Amazon AWS Subnet Custom Gateway

While Amazon provides different ways to route traffic within and out of your subnets by means of internet gateways and NAT gateways, it’s not always the case that you it will suite your needs. If you want full control with lots of possibilities for customisation, you might consider building your own firewall instance and push all traffic via it.

Amazon provides NAT instances, but they also have some limitations, so to gain full features, its is possible to build a custom EC2 instance with whatever AMI and settings you like, attach two network interfaces to it where one is in a private and one in a public subnet and do classic iptables NAT on it.
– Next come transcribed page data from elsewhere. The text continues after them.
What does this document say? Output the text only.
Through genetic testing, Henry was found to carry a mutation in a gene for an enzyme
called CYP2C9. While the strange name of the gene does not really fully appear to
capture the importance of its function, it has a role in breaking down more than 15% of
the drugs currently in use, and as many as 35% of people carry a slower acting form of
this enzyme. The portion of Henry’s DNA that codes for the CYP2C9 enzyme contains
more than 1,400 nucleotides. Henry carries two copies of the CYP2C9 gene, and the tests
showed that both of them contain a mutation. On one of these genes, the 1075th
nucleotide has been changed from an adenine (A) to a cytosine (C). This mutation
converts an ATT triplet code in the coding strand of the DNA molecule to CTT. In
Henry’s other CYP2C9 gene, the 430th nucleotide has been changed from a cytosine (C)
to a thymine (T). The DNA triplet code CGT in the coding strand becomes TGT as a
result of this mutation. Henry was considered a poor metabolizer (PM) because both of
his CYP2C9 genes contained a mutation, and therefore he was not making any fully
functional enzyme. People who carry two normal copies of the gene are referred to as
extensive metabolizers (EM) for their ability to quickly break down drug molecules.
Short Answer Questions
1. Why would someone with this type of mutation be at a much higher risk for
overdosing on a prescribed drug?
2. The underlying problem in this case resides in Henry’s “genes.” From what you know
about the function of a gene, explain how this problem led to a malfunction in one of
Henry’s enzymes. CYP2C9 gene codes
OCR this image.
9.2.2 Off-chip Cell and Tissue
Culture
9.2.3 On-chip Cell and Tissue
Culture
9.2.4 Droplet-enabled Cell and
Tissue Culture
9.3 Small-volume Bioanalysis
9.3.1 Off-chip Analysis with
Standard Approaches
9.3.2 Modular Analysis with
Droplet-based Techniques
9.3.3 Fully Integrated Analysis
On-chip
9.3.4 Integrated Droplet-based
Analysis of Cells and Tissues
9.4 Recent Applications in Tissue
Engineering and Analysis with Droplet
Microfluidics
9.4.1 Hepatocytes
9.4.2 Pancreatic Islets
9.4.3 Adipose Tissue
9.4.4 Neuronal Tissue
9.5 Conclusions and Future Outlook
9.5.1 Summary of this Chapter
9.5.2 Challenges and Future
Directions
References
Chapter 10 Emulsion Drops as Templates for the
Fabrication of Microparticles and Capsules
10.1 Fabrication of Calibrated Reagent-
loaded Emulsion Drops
For all instances in the private subnet to be routed via your custom firewall, you need to adjust the routing table for that subnet and point default route to the network interface of the firewall instance that is in that same private subnet.

All of the above works pretty good, but looks a bit weird: lets assume the following:

  • We have a VPC 10.10.0.0/16
  • We have a private subnet 10.10.10.0/24 within our VPC
  • We have a public subnet 10.10.20.0/24 within our VPC
  • We have a firewall instance with:
    • public subnet IP: 10.10.10.10
    • private subnet IP: 10.10.20.20
  • We have a host in private subnet with IP 10.10.10.50

Now, the first question is why we don’t use 10.10.10.1 on firewall instance in a private subnet? Easy: it is used by amazon gateway and even though we have created routing table to through all to 10.10.10.10, on an actual host in a private subnet, the routing table will be:

default via 10.10.20.1 dev eth0 
10.10.20.0/24 dev eth0 proto kernel scope link src 10.10.20.50 

This means that host will send traffic to AWS gateway, and that one will pass it over to our firewall. Probably the idea behind such configuration is that AWS still needs to check security groups and so on, before it handles traffic to us.

Cool, and this work fine, but there is a small issue: if you will try to ping or access any services at firewalls public IP (10.10.10.10) from the host in your private subnet – you will fail! Moreover, if you fire up tcpdump on a firewall server listening for any packets from host in private subnet via interface of private subnet (10.10.20.20) and try to ping 10.10.10.10 from the private host – you will see completely nothing related to this. Nor you will see any other activity from your private host towards public IP address of your firewall.

Wanna go even more weird? If you will try to access any other hosts in the public subnet from your private host (for a sake of example assume you have another host with IP 10.10.10.99 and you try to ping it from 10.10.20.20): this will work as expected and traffic will flow via firewall as configured.

Not sure why and how, but Amazon seems to block access on 10.10.20.1 from any host in 10.10.20.0/24 network to 10.10.10.10, because that IP belongs to a firewall that is a default gateway for any host on 10.10.20.0/24 (even though the IP is another subnet).

The solution for this problem (if that’s a problem for your case) is either to put a direct route to 10.10.10.10 via 10.10.20.20 on the private host to make sure private host avoids using amazon 10.10.20.1 for this route:

default via 10.10.20.1 dev eth0 
10.10.10.10/32 via 10.10.20.20 dev eth0
10.10.20.0/24 dev eth0 proto kernel scope link src 10.10.20.50

or even completely ignore 10.10.20.1 and set default gateway via 10.10.20.20:

default via 10.10.20.20 dev eth0 
10.10.20.0/24 dev eth0 proto kernel scope link src 10.10.20.50

In either way you won’t be able to do it via AWS routing tables, but will have to configure routing right on the private host via ip route tool or route-ifcfgN file for persistence.

Keep in mind that if you will divert all traffic via 10.10.20.20, you might lose some security group checks within a subnet, so make sure to implement whatever security you need on the actual firewall.